Now visitors who have traveled from near and far are being turned away from our national parks and other public lands. In an ironic twist, October 1—the day the government shut down—was Yosemite National Park’s 123rd birthday. Nobody could go to the party. The famed monolith, El Capitan, celebrated alone—a solitary, towering candle left unlit on its special day.

This is bad for businesses—large and small, urban and rural—that depend on access to our nation’s parks, and public lands and waters. Outdoor recreation is big business in this country. Americans spend $646 billion on outdoor recreation annually—more than they spend on pharmaceuticals, gasoline and motor vehicles each year. Wrap your head around that. It ain’t pocket change, people. It’s a big engine that fuels our economy.

When Americans get outside, their spending directly supports local communities and 6.1 million jobs. Consumer spending on outdoor recreation produces $80 billion in federal, state and local tax revenue each year. It’s just plain crazy to lock out access to lands and waters that generate a return for the local and national economy.

To make matters worse, with the government shut down, you can’t make plans or get permits for later, essentially stalling potential economic benefits from our nation’s resources. This means that the impacts of this closure will echo far into the future, harming the businesses, communities and people whose livelihoods depend on outdoor recreation.

The long-term repercussions of the shutdown remain to be seen, but it is clear that each day that our public parks, trails and waterways are locked up, business suffers.

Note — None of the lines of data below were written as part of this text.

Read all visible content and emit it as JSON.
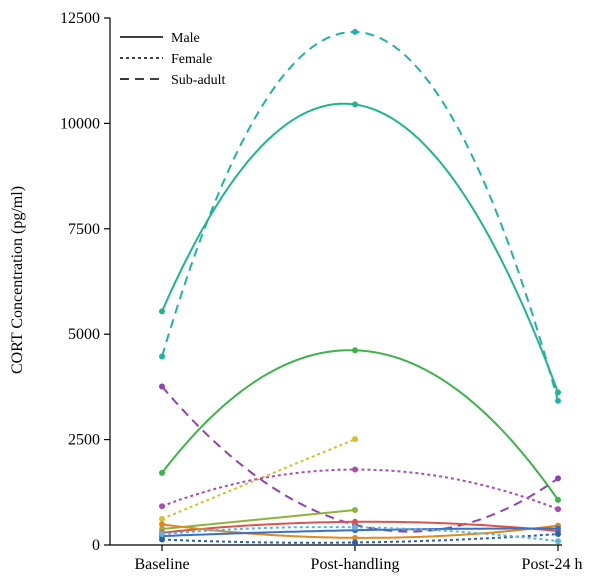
{
  "chart_data": {
    "type": "line",
    "title": "",
    "xlabel": "",
    "ylabel": "CORT Concentration (pg/ml)",
    "categories": [
      "Baseline",
      "Post-handling",
      "Post-24 h"
    ],
    "ylim": [
      0,
      12500
    ],
    "yticks": [
      0,
      2500,
      5000,
      7500,
      10000,
      12500
    ],
    "grid": false,
    "legend": {
      "placement": "top-left",
      "entries": [
        {
          "label": "Male",
          "style": "solid"
        },
        {
          "label": "Female",
          "style": "dotted"
        },
        {
          "label": "Sub-adult",
          "style": "dashed"
        }
      ]
    },
    "series": [
      {
        "group": "Sub-adult",
        "style": "dashed",
        "color": "#20b2aa",
        "values": [
          4470,
          12170,
          3420
        ]
      },
      {
        "group": "Male",
        "style": "solid",
        "color": "#1fb58f",
        "values": [
          5540,
          10450,
          3620
        ]
      },
      {
        "group": "Male",
        "style": "solid",
        "color": "#3cb44b",
        "values": [
          1710,
          4620,
          1070
        ]
      },
      {
        "group": "Sub-adult",
        "style": "dashed",
        "color": "#8e44ad",
        "values": [
          3760,
          480,
          1580
        ]
      },
      {
        "group": "Female",
        "style": "dotted",
        "color": "#d4c12a",
        "values": [
          620,
          2510,
          null
        ]
      },
      {
        "group": "Female",
        "style": "dotted",
        "color": "#a64fb0",
        "values": [
          920,
          1790,
          850
        ]
      },
      {
        "group": "Male",
        "style": "solid",
        "color": "#8fb23a",
        "values": [
          380,
          830,
          null
        ]
      },
      {
        "group": "Male",
        "style": "solid",
        "color": "#d9534f",
        "values": [
          290,
          550,
          330
        ]
      },
      {
        "group": "Male",
        "style": "solid",
        "color": "#e08a1e",
        "values": [
          490,
          170,
          460
        ]
      },
      {
        "group": "Male",
        "style": "solid",
        "color": "#3a6fc9",
        "values": [
          210,
          350,
          390
        ]
      },
      {
        "group": "Female",
        "style": "dotted",
        "color": "#2a5db0",
        "values": [
          130,
          60,
          260
        ]
      },
      {
        "group": "Female",
        "style": "dotted",
        "color": "#5ab4d6",
        "values": [
          260,
          420,
          90
        ]
      }
    ]
  }
}
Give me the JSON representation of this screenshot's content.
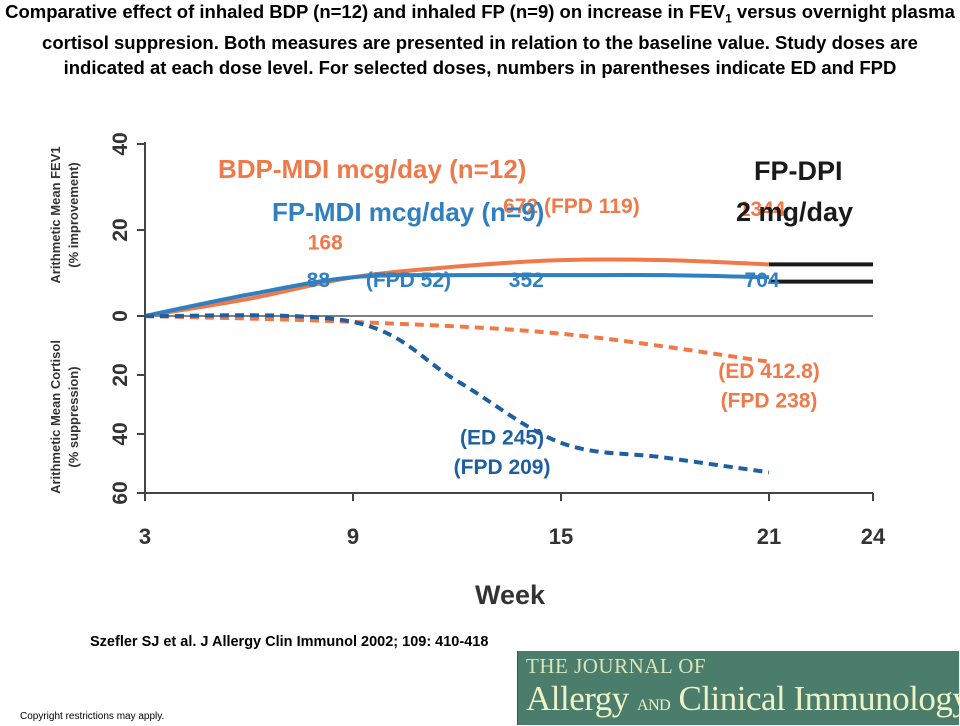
{
  "caption": {
    "part1": "Comparative effect of inhaled BDP (n=12) and inhaled FP (n=9) on increase in FEV",
    "sub": "1",
    "part2": " versus overnight plasma cortisol suppresion. Both measures are presented in relation to the baseline value. Study doses are indicated at each dose level. For selected doses, numbers in parentheses indicate ED and FPD"
  },
  "citation": "Szefler SJ et al. J Allergy Clin Immunol 2002; 109: 410-418",
  "copyright": "Copyright restrictions may apply.",
  "journal_logo": {
    "line1": "THE JOURNAL OF",
    "word1": "Allergy",
    "and": "AND",
    "word2": "Clinical Immunology"
  },
  "colors": {
    "bdp": "#f0794a",
    "fp": "#2f7fc1",
    "fp_dark": "#1e5fa3",
    "black": "#1a1a1a",
    "axis": "#444444"
  },
  "chart_data": {
    "type": "line",
    "xlabel": "Week",
    "x_ticks": [
      3,
      9,
      15,
      21,
      24
    ],
    "xlim": [
      3,
      24
    ],
    "y_upper_label": [
      "Arithmetic Mean FEV1",
      "(% improvement)"
    ],
    "y_lower_label": [
      "Arithmetic Mean Cortisol",
      "(% suppression)"
    ],
    "y_upper_ticks": [
      0,
      20,
      40
    ],
    "y_lower_ticks": [
      20,
      40,
      60
    ],
    "ylim": [
      -60,
      40
    ],
    "legend": [
      "BDP-MDI mcg/day (n=12)",
      "FP-MDI mcg/day (n=9)",
      "FP-DPI",
      "2 mg/day"
    ],
    "series": [
      {
        "name": "BDP-MDI mcg/day (n=12)",
        "measure": "FEV1",
        "style": "solid",
        "color": "#f0794a",
        "x": [
          3,
          6,
          9,
          12,
          15,
          18,
          21
        ],
        "y": [
          0,
          4,
          9,
          11.5,
          13,
          13,
          12
        ]
      },
      {
        "name": "FP-MDI mcg/day (n=9)",
        "measure": "FEV1",
        "style": "solid",
        "color": "#2f7fc1",
        "x": [
          3,
          6,
          9,
          12,
          15,
          18,
          21
        ],
        "y": [
          0,
          5,
          9,
          9.5,
          9.5,
          9.5,
          9
        ]
      },
      {
        "name": "BDP-MDI mcg/day (n=12)",
        "measure": "Cortisol",
        "style": "dashed",
        "color": "#f0794a",
        "x": [
          3,
          9,
          15,
          21
        ],
        "y": [
          0,
          -2,
          -6,
          -15.5
        ]
      },
      {
        "name": "FP-MDI mcg/day (n=9)",
        "measure": "Cortisol",
        "style": "dashed",
        "color": "#1e5fa3",
        "x": [
          3,
          9,
          12,
          15,
          18,
          21
        ],
        "y": [
          0,
          -2,
          -22,
          -43,
          -48,
          -53
        ]
      },
      {
        "name": "FP-DPI 2 mg/day",
        "measure": "FEV1",
        "style": "solid",
        "color": "#1a1a1a",
        "x": [
          21,
          24
        ],
        "y": [
          12,
          12
        ]
      },
      {
        "name": "FP-DPI 2 mg/day",
        "measure": "FEV1",
        "style": "solid",
        "color": "#1a1a1a",
        "x": [
          21,
          24
        ],
        "y": [
          8,
          8
        ]
      }
    ],
    "annotations": [
      {
        "text": "168",
        "color": "#f0794a",
        "x": 8.2,
        "y": 15.5
      },
      {
        "text": "88",
        "color": "#2f7fc1",
        "x": 8.0,
        "y": 6.8
      },
      {
        "text": "(FPD 52)",
        "color": "#2f7fc1",
        "x": 10.6,
        "y": 6.8
      },
      {
        "text": "672  (FPD 119)",
        "color": "#f0794a",
        "x": 15.3,
        "y": 24
      },
      {
        "text": "1344",
        "color": "#f0794a",
        "x": 20.8,
        "y": 23.2
      },
      {
        "text": "352",
        "color": "#2f7fc1",
        "x": 14.0,
        "y": 6.8
      },
      {
        "text": "704",
        "color": "#2f7fc1",
        "x": 20.8,
        "y": 6.8
      },
      {
        "text": "(ED 412.8)",
        "color": "#f0794a",
        "x": 21.0,
        "y": -21
      },
      {
        "text": "(FPD 238)",
        "color": "#f0794a",
        "x": 21.0,
        "y": -31
      },
      {
        "text": "(ED 245)",
        "color": "#1e5fa3",
        "x": 13.3,
        "y": -43.5
      },
      {
        "text": "(FPD 209)",
        "color": "#1e5fa3",
        "x": 13.3,
        "y": -53.5
      }
    ]
  }
}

If this matters to you, do something about it. Contact your members of Congress now and demand they end the shutdown, and recognize that investing in America’s network of public parks, trails and waters, creates jobs, and supports businesses from urban to rural communities. The Outdoor Industry Association website has resources to help you make the case for the outdoor recreation economy. Check it out and lend your voice to the cause.

Avery Stonich is director of communications for Outdoor Industry Association. Follow us on Twitter: @OIA and @averystonich.

Comments

  1. Mary Ann Serrapere
    rocky river, Oh
    October 6, 2013, 5:46 pm

    Let’s hope the slanted, polarised, cut-throat antics have this time unleashed some very large and very determined voting blocks, prepared to defend this great democracy in the coming elections. In fact, their phones should be ringing endlessly by tomorrow AM.

  2. Escape 38 Hours
    Australia
    October 8, 2013, 7:52 pm

    Wow, had no idea the closure of the government meant the closure of the national parks!
    That’s bloody crazy.

    Hopefully, it’ll roll over soon :D

  3. David LaButte
    Windsor, ON
    October 9, 2013, 2:24 pm

    This petty bickering is avoidable. Both sides of Congress need to grow up. Do what is best for the people and not the party. Get over ourselves.

  4. Dan
    Pittsburgh, PA
    October 10, 2013, 1:25 am

    I feel for all the people suffering from the shutdown. I have been trying to get to Yosemite my whole life and finally had plans to camp in the valley next week. Doesn’t look like its going to happen. Although I am upset I cant help but feel my situation is better then those without jobs or losing vital money to get them through the year. Hope there are some major changes made, and soon!